We were alone, which was well. I did not fancy sitting through another long debate between Valka and Tor Imlarros, nor one of Valka and Gibson’s Socratic back-and-forths. I was tired, and I shared Valka’s frustration with the turning of events. We had been on Colchis for nearly six years.
“This can’t be all there is . . .” Valka said again. “Was Gabriel stupid? Did he not know what he had? Why would anyone build something this far underground to hide tax receipts from an empire that no longer exists?” She glared at me. “Are you people so damned paranoid?”
I held her gaze a moment, shrugged. “You know what they were, Valka. You saw Brethren.”
“Brethren . . .” She made the word a curse before cursing some more in an argot of Nordei and her native Panthai. “We could use it right now. At least it seemed to answer your questions. Instead we’ve got miles of shipping manifests to dig through.”

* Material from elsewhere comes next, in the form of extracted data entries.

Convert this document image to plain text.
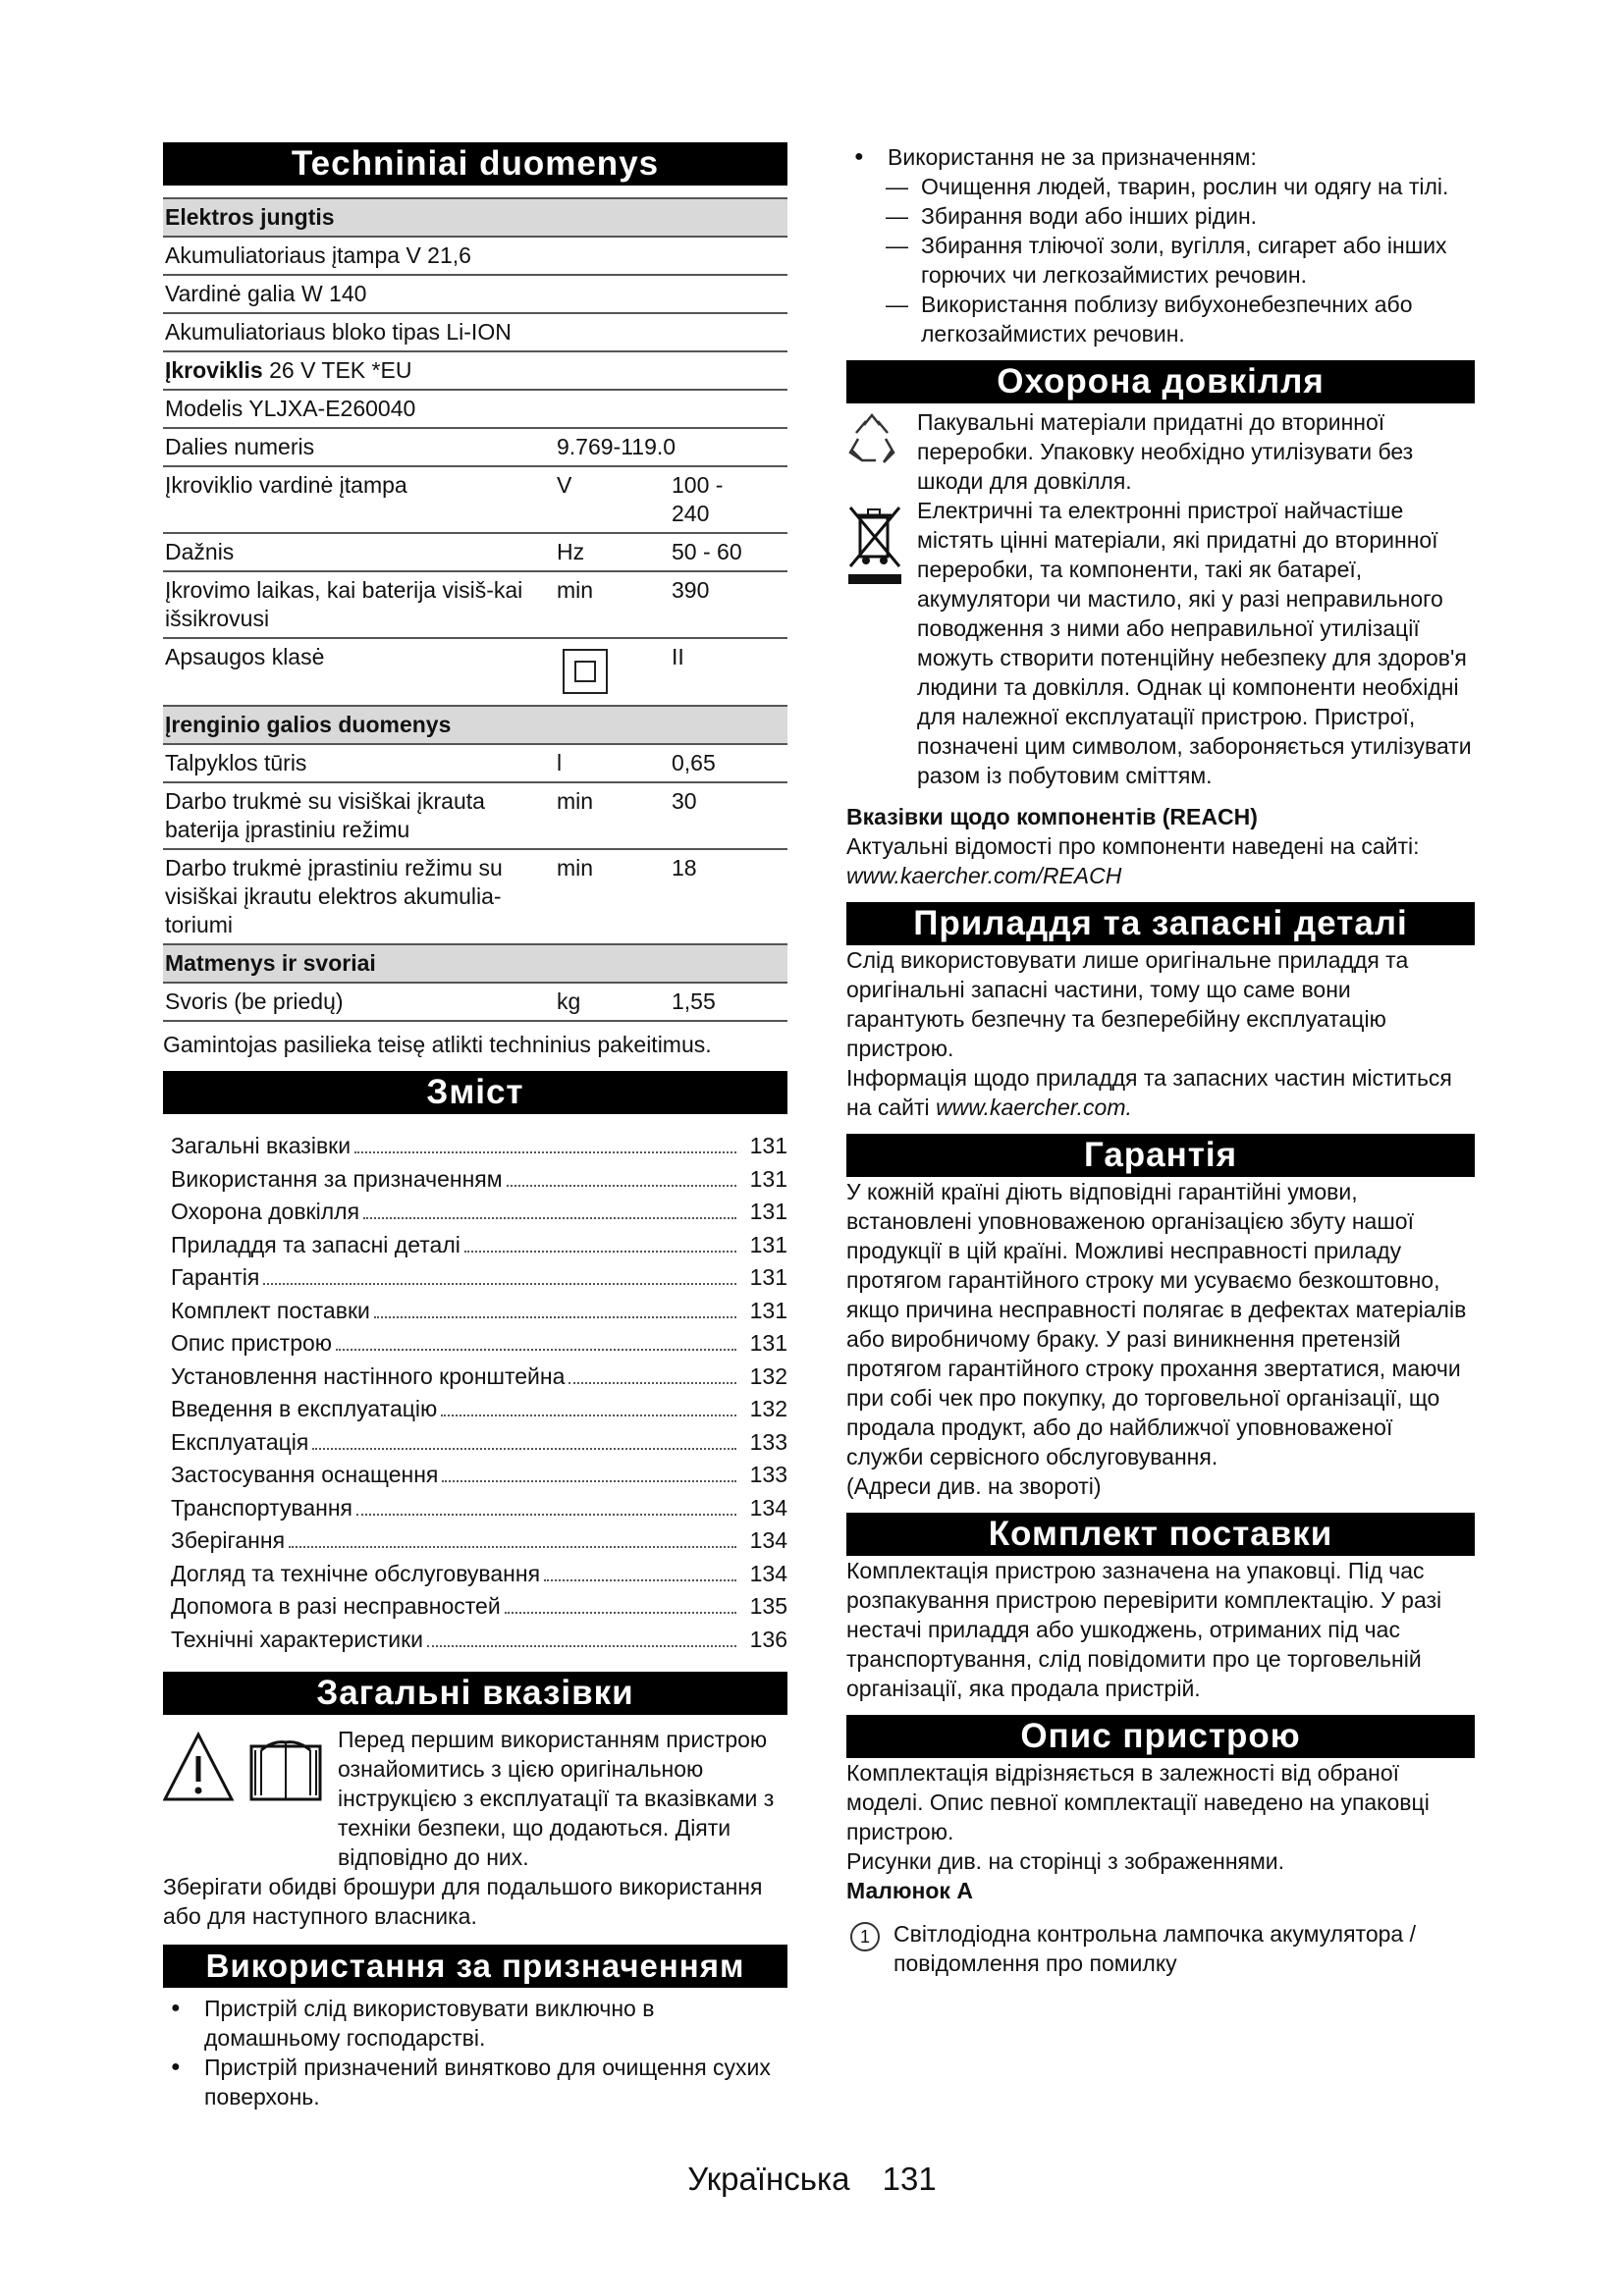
Techniniai duomenys
Elektros jungtis		
Akumuliatoriaus įtampa V 21,6		
Vardinė galia W 140		
Akumuliatoriaus bloko tipas Li-ION		
Įkroviklis 26 V TEK *EU		
Modelis YLJXA-E260040		
Dalies numeris	9.769-119.0	
Įkroviklio vardinė įtampa	V	100 - 240
Dažnis	Hz	50 - 60
Įkrovimo laikas, kai baterija visiš-kai išsikrovusi	min	390
Apsaugos klasė		II
Įrenginio galios duomenys		
Talpyklos tūris	l	0,65
Darbo trukmė su visiškai įkrauta baterija įprastiniu režimu	min	30
Darbo trukmė įprastiniu režimu su visiškai įkrautu elektros akumulia-toriumi	min	18
Matmenys ir svoriai		
Svoris (be priedų)	kg	1,55
Gamintojas pasilieka teisę atlikti techninius pakeitimus.
Зміст
Загальні вказівки	131
Використання за призначенням	131
Охорона довкілля	131
Приладдя та запасні деталі	131
Гарантія	131
Комплект поставки	131
Опис пристрою	131
Установлення настінного кронштейна	132
Введення в експлуатацію	132
Експлуатація	133
Застосування оснащення	133
Транспортування	134
Зберігання	134
Догляд та технічне обслуговування	134
Допомога в разі несправностей	135
Технічні характеристики	136
Загальні вказівки
Перед першим використанням пристрою ознайомитись з цією оригінальною інструкцією з експлуатації та вказівками з техніки безпеки, що додаються. Діяти відповідно до них.
Зберігати обидві брошури для подальшого використання або для наступного власника.
Використання за призначенням
● Пристрій слід використовувати виключно в домашньому господарстві.
● Пристрій призначений винятково для очищення сухих поверхонь.
● Використання не за призначенням:
— Очищення людей, тварин, рослин чи одягу на тілі.
— Збирання води або інших рідин.
— Збирання тліючої золи, вугілля, сигарет або інших горючих чи легкозаймистих речовин.
— Використання поблизу вибухонебезпечних або легкозаймистих речовин.
Охорона довкілля
Пакувальні матеріали придатні до вторинної переробки. Упаковку необхідно утилізувати без шкоди для довкілля.
Електричні та електронні пристрої найчастіше містять цінні матеріали, які придатні до вторинної переробки, та компоненти, такі як батареї, акумулятори чи мастило, які у разі неправильного поводження з ними або неправильної утилізації можуть створити потенційну небезпеку для здоров'я людини та довкілля. Однак ці компоненти необхідні для належної експлуатації пристрою. Пристрої, позначені цим символом, забороняється утилізувати разом із побутовим сміттям.
Вказівки щодо компонентів (REACH)
Актуальні відомості про компоненти наведені на сайті: www.kaercher.com/REACH
Приладдя та запасні деталі
Слід використовувати лише оригінальне приладдя та оригінальні запасні частини, тому що саме вони гарантують безпечну та безперебійну експлуатацію пристрою.
Інформація щодо приладдя та запасних частин міститься на сайті www.kaercher.com.
Гарантія
У кожній країні діють відповідні гарантійні умови, встановлені уповноваженою організацією збуту нашої продукції в цій країні. Можливі несправності приладу протягом гарантійного строку ми усуваємо безкоштовно, якщо причина несправності полягає в дефектах матеріалів або виробничому браку. У разі виникнення претензій протягом гарантійного строку прохання звертатися, маючи при собі чек про покупку, до торговельної організації, що продала продукт, або до найближчої уповноваженої служби сервісного обслуговування.
(Адреси див. на звороті)
Комплект поставки
Комплектація пристрою зазначена на упаковці. Під час розпакування пристрою перевірити комплектацію. У разі нестачі приладдя або ушкоджень, отриманих під час транспортування, слід повідомити про це торговельній організації, яка продала пристрій.
Опис пристрою
Комплектація відрізняється в залежності від обраної моделі. Опис певної комплектації наведено на упаковці пристрою.
Рисунки див. на сторінці з зображеннями.
Малюнок A
1	Світлодіодна контрольна лампочка акумулятора / повідомлення про помилку
Українська 131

“It’s not like we’ve learned nothing,” I said, trying to be encouraging. I wasn’t wrong. We’d learned much of the Golden Age that I had never heard before. Felsenburgh had taken power promising to end the Mericanii war with the powers of Eurasia and the East. He’d united his fragmented country until its dominion stretched from pole to Earth’s pole and across the face of her moon. He’d freed Europe from subjugation—though her kings in exile on the moons of Jupiter did not return, but fled beyond the circles of the Sun for worlds like Avalon. They called him Liberator, though he was the first lord of the Mericanii not to abdicate his throne in their White Palace when his time was done. He held power until his death when—breaking with four hundred years of tradition—he named his successor to the throne.